ErbB2/HER2 Das CRISPR-Aktivierungsplasmid (m) ist ein aus drei Plasmiden bestehendes synergistisches Aktivierungsmediator-System (SAM), das für eine hocheffiziente, ortsspezifische transkriptionelle Hochregulation des Erbb2-Lokus in menschlichen Zelllinien entwickelt wurde. Das System basiert auf einem katalytisch inaktiven Cas9 (dCas9), das zwei inaktivierende Mutationen (D10A und N863A) trägt, welche die Nukleaseaktivität eliminieren, während die DNA-Bindung erhalten bleibt. Dieses dCas9 ist mit VP64, einem potenten Transkriptionsaktivator, fusioniert und wird zusammen mit einem Blasticidin-Resistenzgen zur Selektion koexprimiert. Das zweite Plasmid kodiert das MS2-p65-HSF1-Fusionsprotein, einen sekundären Aktivatorkomplex, der zusammen mit dCas9-VP64 wirkt, sowie ein Hygromycin-Resistenzgen. Das dritte Plasmid kodiert für eine zielspezifische 20-nt-sgRNA, die an zwei MS2-RNA-Aptamere fusioniert ist, welche den MS2-p65-HSF1-Komplex an die Aktivierungsstelle rekrutieren, begleitet von einem Puromycin-Resistenzgen. Die drei Plasmide werden im Massenverhältnis 1:1:1 verabreicht, um eine ausgewogene Expression aller Systemkomponenten zu gewährleisten.
Nach der Assemblierung am Zielort bindet der SAM-Komplex etwa 200 bp stromaufwärts der Erbb2-Transkriptionsstartstelle, wo VP64, p65 und HSF1 gemeinsam die Transkriptionsmaschinerie rekrutieren und die Hochregulation der endogenen ErbB2/HER2-Expression vorantreiben.

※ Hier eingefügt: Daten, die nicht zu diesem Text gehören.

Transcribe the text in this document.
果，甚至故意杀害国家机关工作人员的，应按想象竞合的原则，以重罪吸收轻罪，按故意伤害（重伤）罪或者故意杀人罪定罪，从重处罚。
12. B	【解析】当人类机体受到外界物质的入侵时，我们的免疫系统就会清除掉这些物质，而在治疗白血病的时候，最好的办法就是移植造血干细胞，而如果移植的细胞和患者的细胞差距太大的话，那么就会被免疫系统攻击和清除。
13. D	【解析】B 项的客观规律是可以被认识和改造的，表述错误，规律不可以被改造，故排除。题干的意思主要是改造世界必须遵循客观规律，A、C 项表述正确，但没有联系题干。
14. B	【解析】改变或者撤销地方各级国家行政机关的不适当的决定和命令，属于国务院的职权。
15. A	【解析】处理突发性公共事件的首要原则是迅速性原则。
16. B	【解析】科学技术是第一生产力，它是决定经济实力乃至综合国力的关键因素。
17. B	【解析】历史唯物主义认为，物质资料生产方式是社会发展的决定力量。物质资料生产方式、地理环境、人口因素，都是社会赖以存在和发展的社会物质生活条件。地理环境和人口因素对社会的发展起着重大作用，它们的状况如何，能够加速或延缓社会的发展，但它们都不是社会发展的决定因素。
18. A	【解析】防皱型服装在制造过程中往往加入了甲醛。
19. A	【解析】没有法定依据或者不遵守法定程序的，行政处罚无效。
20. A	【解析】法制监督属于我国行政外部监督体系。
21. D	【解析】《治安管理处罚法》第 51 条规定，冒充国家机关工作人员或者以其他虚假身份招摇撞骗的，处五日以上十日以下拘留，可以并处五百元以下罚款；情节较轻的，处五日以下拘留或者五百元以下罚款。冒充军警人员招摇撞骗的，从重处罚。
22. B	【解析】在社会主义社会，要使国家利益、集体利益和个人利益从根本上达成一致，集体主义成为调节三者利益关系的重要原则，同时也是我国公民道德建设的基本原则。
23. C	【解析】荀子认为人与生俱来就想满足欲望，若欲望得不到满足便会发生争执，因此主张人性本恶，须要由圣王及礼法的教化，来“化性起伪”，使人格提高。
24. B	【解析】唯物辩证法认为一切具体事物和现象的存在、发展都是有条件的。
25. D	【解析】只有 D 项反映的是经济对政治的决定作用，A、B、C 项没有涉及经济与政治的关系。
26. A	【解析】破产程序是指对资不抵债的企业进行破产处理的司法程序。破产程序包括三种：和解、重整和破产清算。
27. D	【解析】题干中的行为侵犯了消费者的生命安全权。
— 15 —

Im Gegensatz zu nukleaseaktivem Cas9 verursacht dCas9 keine Doppelstrangbrüche und verändert die genomische Sequenz nicht, wodurch der native Erbb2-Locus erhalten bleibt und die Untersuchung von ErbB2/HER2-abhängigen Transkriptionsreaktionen am endogenen Locus ermöglicht wird. Dies macht es zu einem wertvollen Werkzeug für Funktionsstudien, die Identifizierung von Zielgenen und die Modellierung der Wiederherstellung des ErbB2/HER2-Signalwegs in Tumorzellen mit stillgelegtem oder reduziertem Erbb2-Ausdruck.
Nur für Forschungszwecke. Nicht für diagnostische oder therapeutische Zwecke bestimmt.